Capitalism is the engine that powers everything in our modern world. A SeaStead that increases everyones wealth will be a success, while one that is just an expense will never be built.

What is fun is that there are literally dozens of ways that living at sea can be extremely profitable and rewarding. Am I the only one who knows why many of the wealthiest people in the world own mega yachts? Hint, it isn’t because they like to spend money.


(.) #35

Technology will supersede politics.


#36

It already did a while ago, at least for people who are paying attention.


(.) #37

I am glad you are paying attention. Good for you.


(Chad Elwartowski) #38

I think technology gives little boosts in freedom throughout history until it is adopted and corrupted by governments (or just outlawed). Fortunately governments are slow to adapt. But it tends to leave the early adopters (and those rich enough to afford the early technology) to experience more freedom than the rest of the population.


#39

Everyone is as free as they want to be, the thing is freedom in isolation, is more of a punishment than anything else, it is called ostracism. An individual in isolation is less than nothing, our value and happiness is determined by our relationships.

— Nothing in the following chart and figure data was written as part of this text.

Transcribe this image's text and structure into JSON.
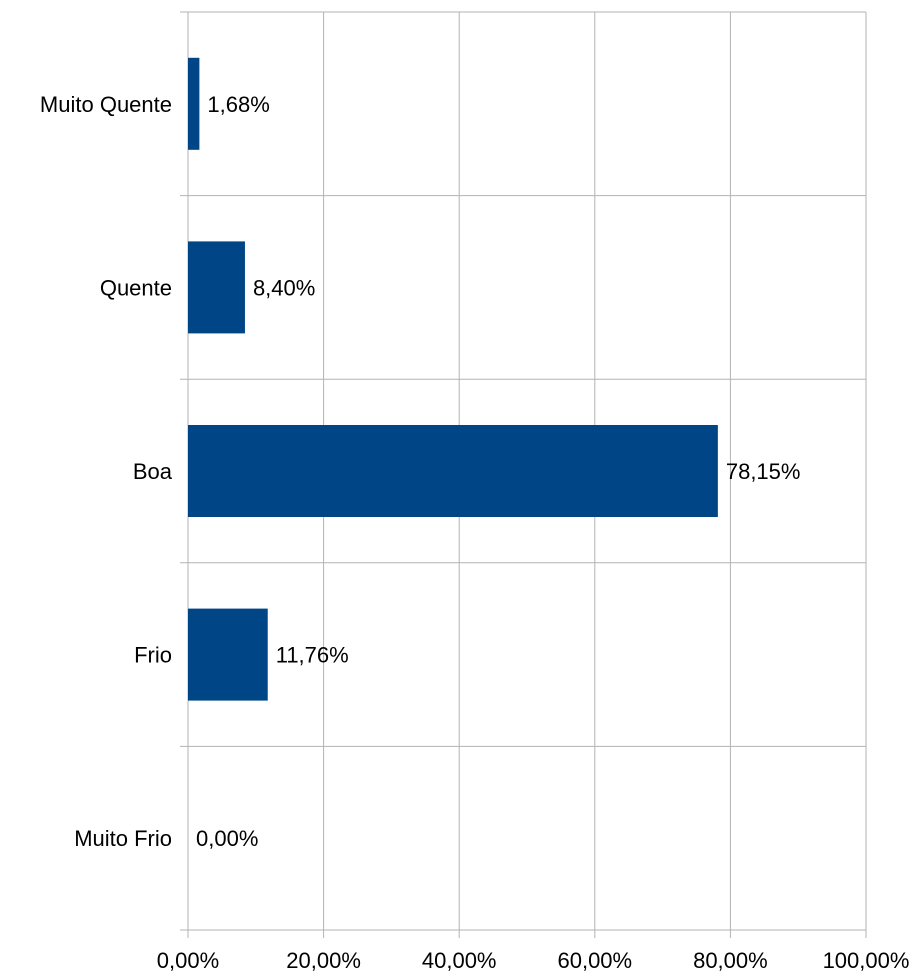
{
  "chart_data": {
    "type": "bar",
    "orientation": "horizontal",
    "categories": [
      "Muito Quente",
      "Quente",
      "Boa",
      "Frio",
      "Muito Frio"
    ],
    "values": [
      1.68,
      8.4,
      78.15,
      11.76,
      0.0
    ],
    "data_labels": [
      "1,68%",
      "8,40%",
      "78,15%",
      "11,76%",
      "0,00%"
    ],
    "xlim": [
      0,
      100
    ],
    "x_ticks": [
      0,
      20,
      40,
      60,
      80,
      100
    ],
    "x_tick_labels": [
      "0,00%",
      "20,00%",
      "40,00%",
      "60,00%",
      "80,00%",
      "100,00%"
    ],
    "grid": true,
    "bar_color": "#004586",
    "grid_color": "#b3b3b3"
  }
}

Capitalism, is the free EXCHANGE of ideas, goods and services. It takes a group or community to work. When it does work it is extremely powerful.


(Tom Schaefer) #40

“…the thing is freedom in isolation, is more of a punishment than anything else, it is called ostracism.” Maybe for some, not for me and mine. With my family (goddess wife and 4 awesome kids), and a handful of friends, a few utilities, and a restrained Government, I’d be happy to be “ostracized” to another planet or even system. My ancestral people lived on isolated spits and islands of northwest Europe. That part of the world is falling to savages. I’d be happy in the middle of the Pacific. I’m sure many lovers of power, dependency, and control would gladly write my name on a shard of pottery to be rid of my desire for freedom.